Verarbeitende Industrie erholt sich nur langsam
Indiens Industrieproduktion kam während der Ausgangssperre weitestgehend zum Erliegen. Zwar dürfen die Unternehmen inzwischen wieder fertigen, allerdings müssen dabei strenge Hygiene- und Abstandsauflagen erfüllt werden, was die Betriebe vor logistische und organisatorische Herausforderungen stellt. Weil zudem in vielen Fällen während des Lockdown Teile der Belegschaft in ihre Dörfer zurückgekehrt sind, können die betroffenen Firmen die Produktion nicht wieder komplett hochfahren.
In zahlreichen Branchen fehlt aber auch schlicht die Nachfrage und die Kapazitäten sind weiter nicht ausgelastet. In der Kfz-Industrie beispielsweise ging im 1. Quartal des Finanzjahres 2020/21 (1. April bis 30. Juni 2020) der Absatz von Pkw um 78 Prozent und die Produktion um 85 Prozent gegenüber dem Vorjahreszeitraum zurück. Zwar erholt sich die Nachfrage inzwischen wieder, aber vom Vorkrisenniveau ist die Branche noch weit entfernt.
Textilexporte sollen um bis zu 35 Prozent sinken
Mit der Textil- und Bekleidungsindustrie ist eine weitere Schlüsselbranche in Schieflage geraten. Durch die Pandemie ist die Nachfrage in den wichtigsten Absatzmärkten USA und Europa eingebrochen und erholt sich nur sehr schleppend. Für das Finanzjahr 2020/21 erwartet der indische Marktforscher CRISIL Research ein Minus bei den Ausfuhren von 30 bis 35 Prozent gegenüber der Vorjahresperiode. Angesicht der schwachen Binnen- und Exportnachfrage dürfte die Produktion von Textilien und Bekleidung frühestens Mitte 2021 wieder das Vorkrisenniveau erreichen, so die Analyse von CRISIL.

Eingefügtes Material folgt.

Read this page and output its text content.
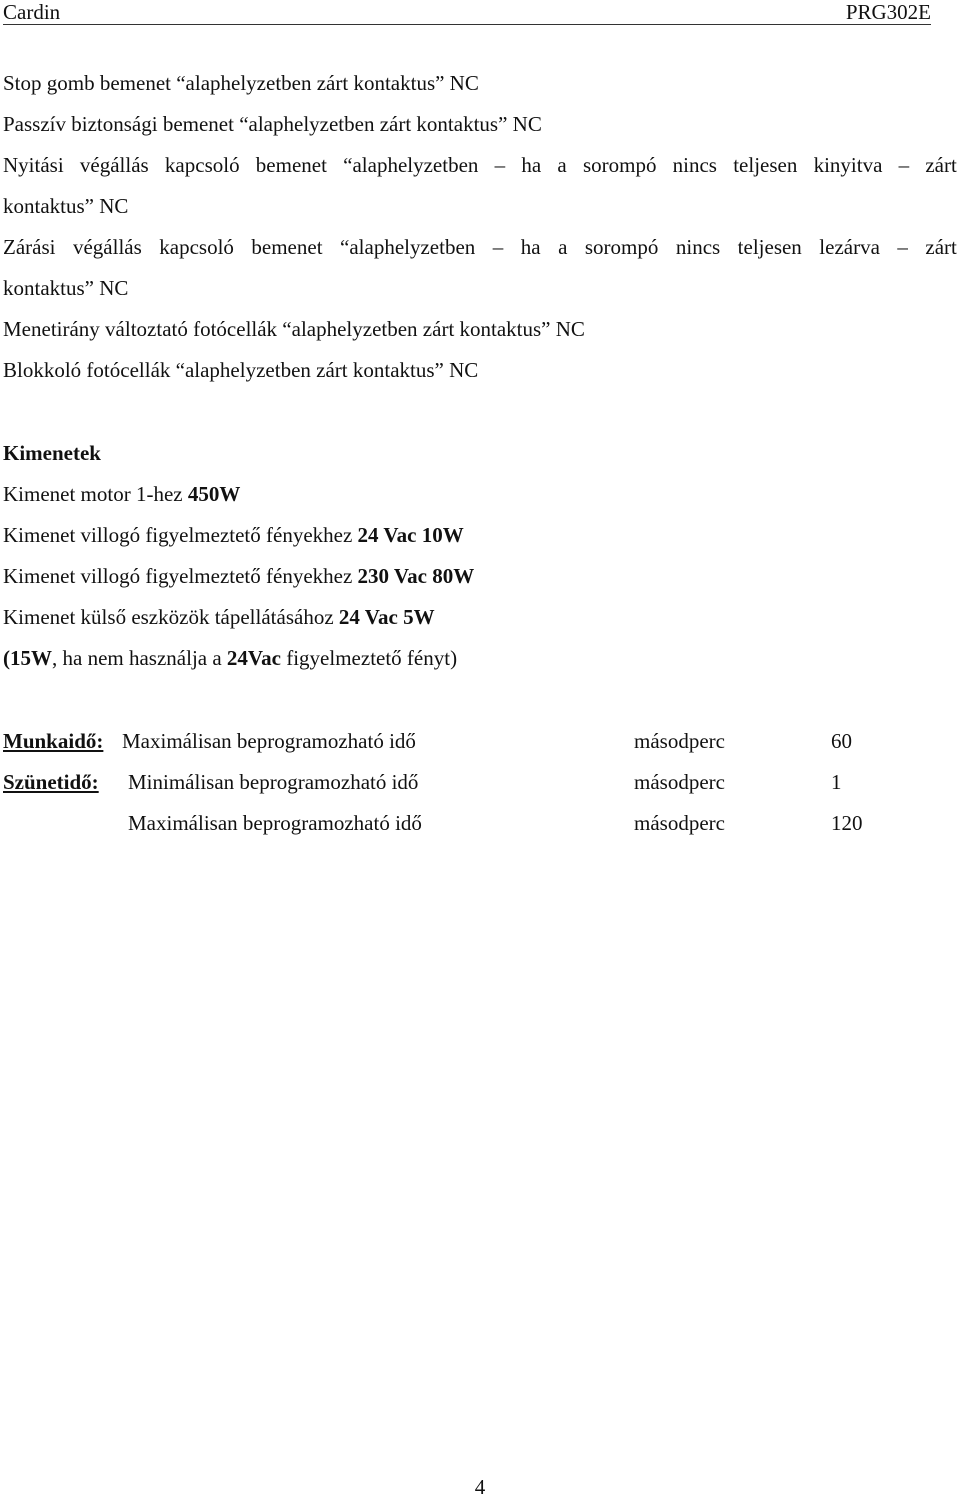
Cardin	PRG302E
Stop gomb bemenet “alaphelyzetben zárt kontaktus” NC
Passzív biztonsági bemenet “alaphelyzetben zárt kontaktus” NC
Nyitási végállás kapcsoló bemenet “alaphelyzetben – ha a sorompó nincs teljesen kinyitva – zárt
kontaktus” NC
Zárási végállás kapcsoló bemenet “alaphelyzetben – ha a sorompó nincs teljesen lezárva – zárt
kontaktus” NC
Menetirány változtató fotócellák “alaphelyzetben zárt kontaktus” NC
Blokkoló fotócellák “alaphelyzetben zárt kontaktus” NC
Kimenetek
Kimenet motor 1-hez 450W
Kimenet villogó figyelmeztető fényekhez 24 Vac 10W
Kimenet villogó figyelmeztető fényekhez 230 Vac 80W
Kimenet külső eszközök tápellátásához 24 Vac 5W
(15W, ha nem használja a 24Vac figyelmeztető fényt)
Munkaidő: Maximálisan beprogramozható idő	másodperc	60
Szünetidő: Minimálisan beprogramozható idő	másodperc	1
Maximálisan beprogramozható idő	másodperc	120
4
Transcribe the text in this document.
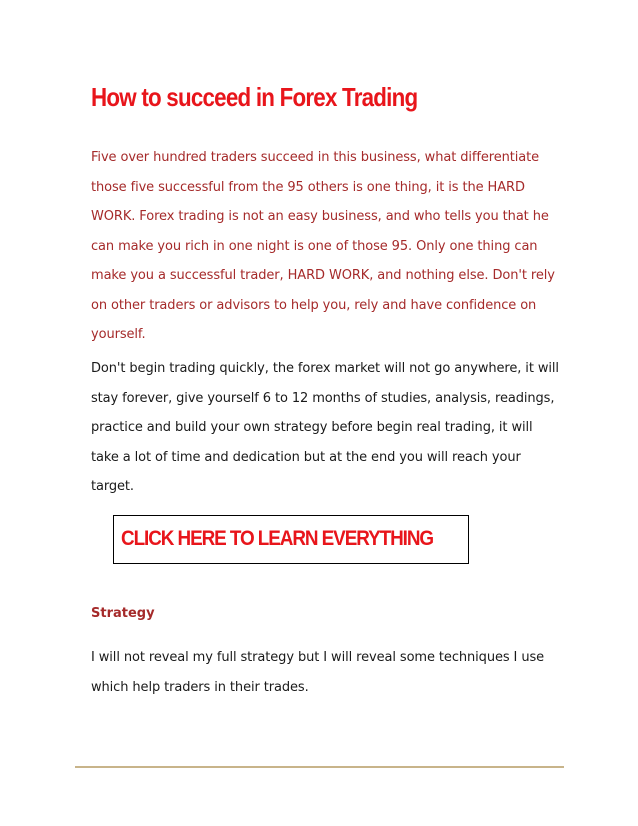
How to succeed in Forex Trading

Five over hundred traders succeed in this business, what differentiate those five successful from the 95 others is one thing, it is the HARD WORK. Forex trading is not an easy business, and who tells you that he can make you rich in one night is one of those 95. Only one thing can make you a successful trader, HARD WORK, and nothing else. Don't rely on other traders or advisors to help you, rely and have confidence on yourself.

Don't begin trading quickly, the forex market will not go anywhere, it will stay forever, give yourself 6 to 12 months of studies, analysis, readings, practice and build your own strategy before begin real trading, it will take a lot of time and dedication but at the end you will reach your target.

CLICK HERE TO LEARN EVERYTHING
Strategy

I will not reveal my full strategy but I will reveal some techniques I use which help traders in their trades.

Auf die Bauindustrie kommen ebenfalls schwere Zeiten zu. Die Branche musste aufgrund der Immobilienkrise bereits in den letzten zwei Jahren Federn lassen. Indien wollte ursprünglich bis 2024 insgesamt 1,3 Billionen Euro in Infrastrukturprojekte pumpen. Falls im Zuge der COVID-19-Pandemie nun verstärkt öffentliche Mittel für Rettungs- und Konjunktur stützende Maßnahmen benötigt werden, dürfte der finanzielle Spielraum für den Verkehrswegebau, neue Flughäfen und andere Projekte enger werden.

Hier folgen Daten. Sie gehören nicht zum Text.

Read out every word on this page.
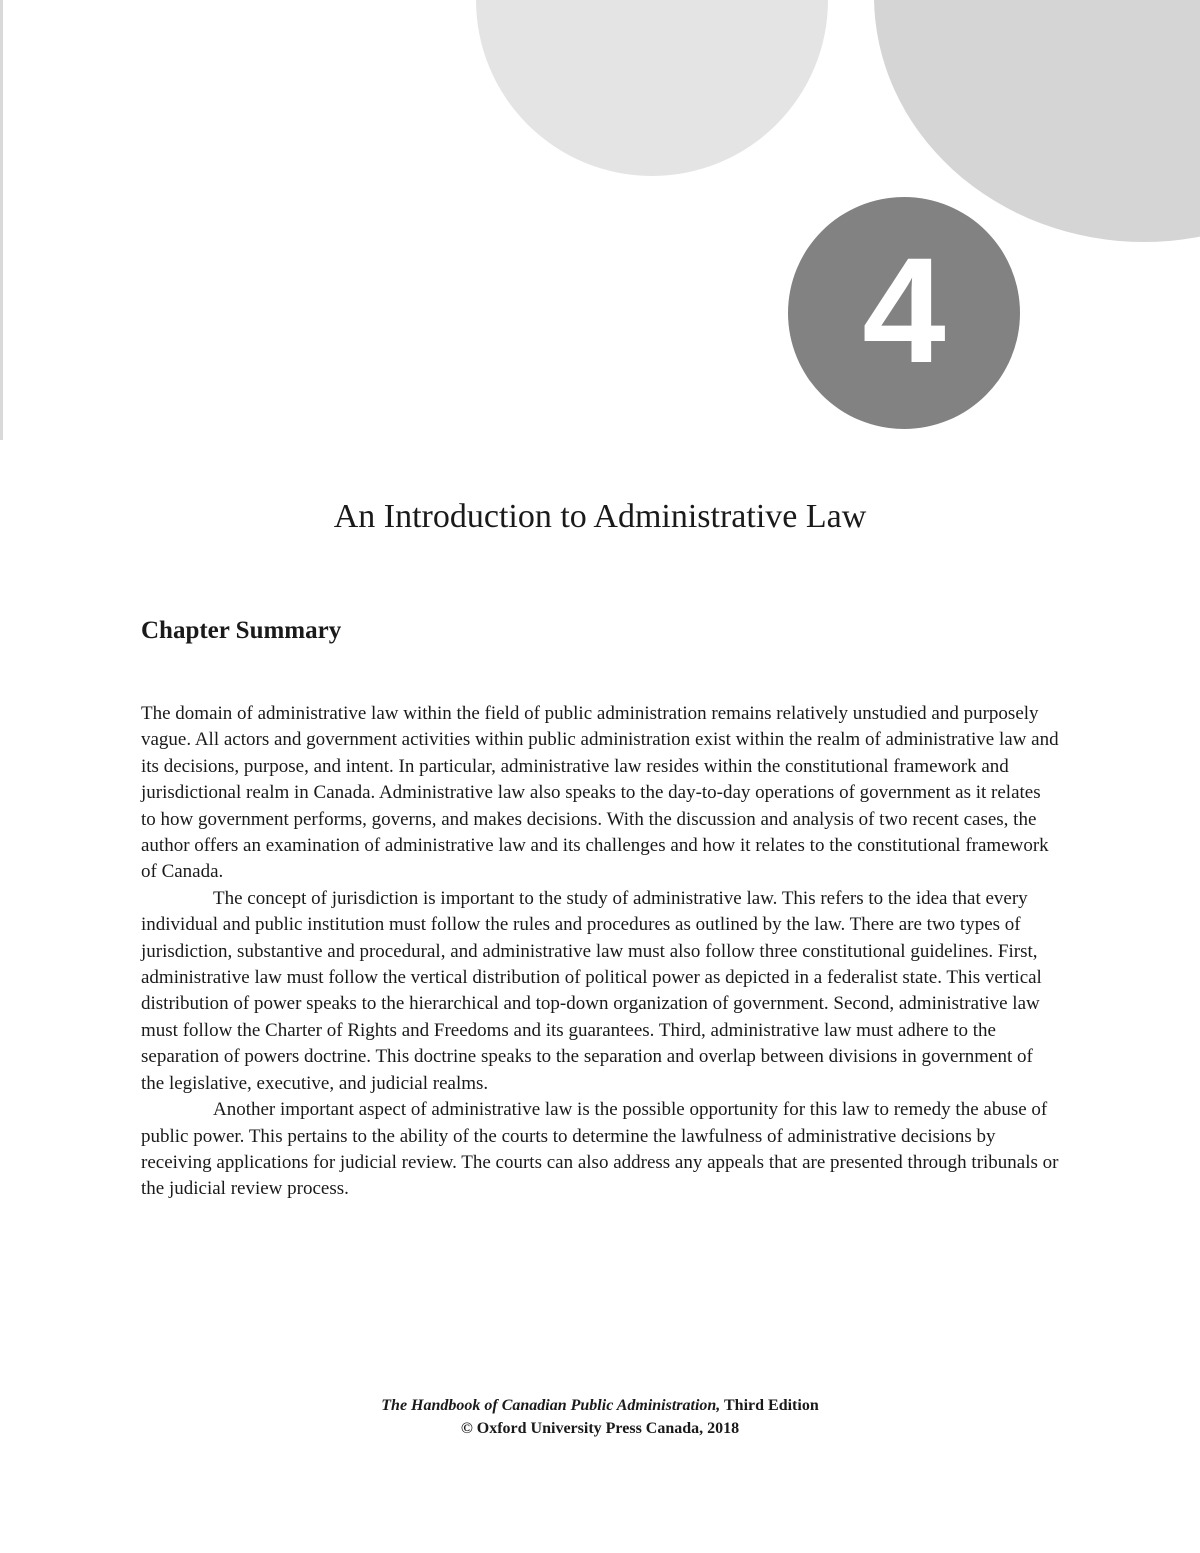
4
An Introduction to Administrative Law
Chapter Summary

The domain of administrative law within the field of public administration remains relatively unstudied and purposely vague. All actors and government activities within public administration exist within the realm of administrative law and its decisions, purpose, and intent. In particular, administrative law resides within the constitutional framework and jurisdictional realm in Canada. Administrative law also speaks to the day-to-day operations of government as it relates to how government performs, governs, and makes decisions. With the discussion and analysis of two recent cases, the author offers an examination of administrative law and its challenges and how it relates to the constitutional framework of Canada.

The concept of jurisdiction is important to the study of administrative law. This refers to the idea that every individual and public institution must follow the rules and procedures as outlined by the law. There are two types of jurisdiction, substantive and procedural, and administrative law must also follow three constitutional guidelines. First, administrative law must follow the vertical distribution of political power as depicted in a federalist state. This vertical distribution of power speaks to the hierarchical and top-down organization of government. Second, administrative law must follow the Charter of Rights and Freedoms and its guarantees. Third, administrative law must adhere to the separation of powers doctrine. This doctrine speaks to the separation and overlap between divisions in government of the legislative, executive, and judicial realms.

Another important aspect of administrative law is the possible opportunity for this law to remedy the abuse of public power. This pertains to the ability of the courts to determine the lawfulness of administrative decisions by receiving applications for judicial review. The courts can also address any appeals that are presented through tribunals or the judicial review process.

The Handbook of Canadian Public Administration, Third Edition
© Oxford University Press Canada, 2018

Sinkende Investitionen drücken Nachfrage nach Maschinen und Ausrüstung
Knapp die Hälfte des deutschen Exportvolumens von 12 Milliarden Euro nach Indien entfällt auf Maschinen und Industrieausrüstung. Ein langanhaltender Abschwung der indischen Wirtschaft durch die Coronapandemie wird sich negativ auf die Anlageinvestitionen auswirken, so die Prognose der indischen Zentralbank (Reserve Bank of India (RBI)). Davon dürften auch wichtige Abnehmerbranchen von deutschen Maschinen und Anlagen wie die Kfz- und Zulieferindustrie, die Metallverarbeitung sowie die chemische und petrochemische Industrie betroffen sein. Die Nachfrage nach Ausrüstung für die Stromerzeugung, -übertragung und -verteilung könnte ebenfalls unter der Krise leiden, so die Einschätzung des Branchenverbands Indian Electrical and Electronics Manufacturers 'Association (IEEMA).
Die Regierung will die Krise allerdings auch für eine Neuausrichtung ihrer Wirtschaftspolitik nutzen. In Schlüsselbranchen wie der Chemie- und Pharmaindustrie, der Kfz-Branche sowie der Elektro- und Elektronikfertigung soll die lokale Wertschöpfung erhöht werden. Indien will sich zudem als alternativer Produktionsstandort in Asien positionieren. Mit dem Relaunch des Förderprogramms Make in India als Make in India, for the world sollen Industrieunternehmen nach Indien gelockt werden. Falls dadurch Neu- und Erweiterungskapazitäten in der verarbeitenden Industrie entstehen, hätte dies auch positive Auswirkungen auf die Maschinennachfrage, so die Einschätzung des Industrieverbands CII.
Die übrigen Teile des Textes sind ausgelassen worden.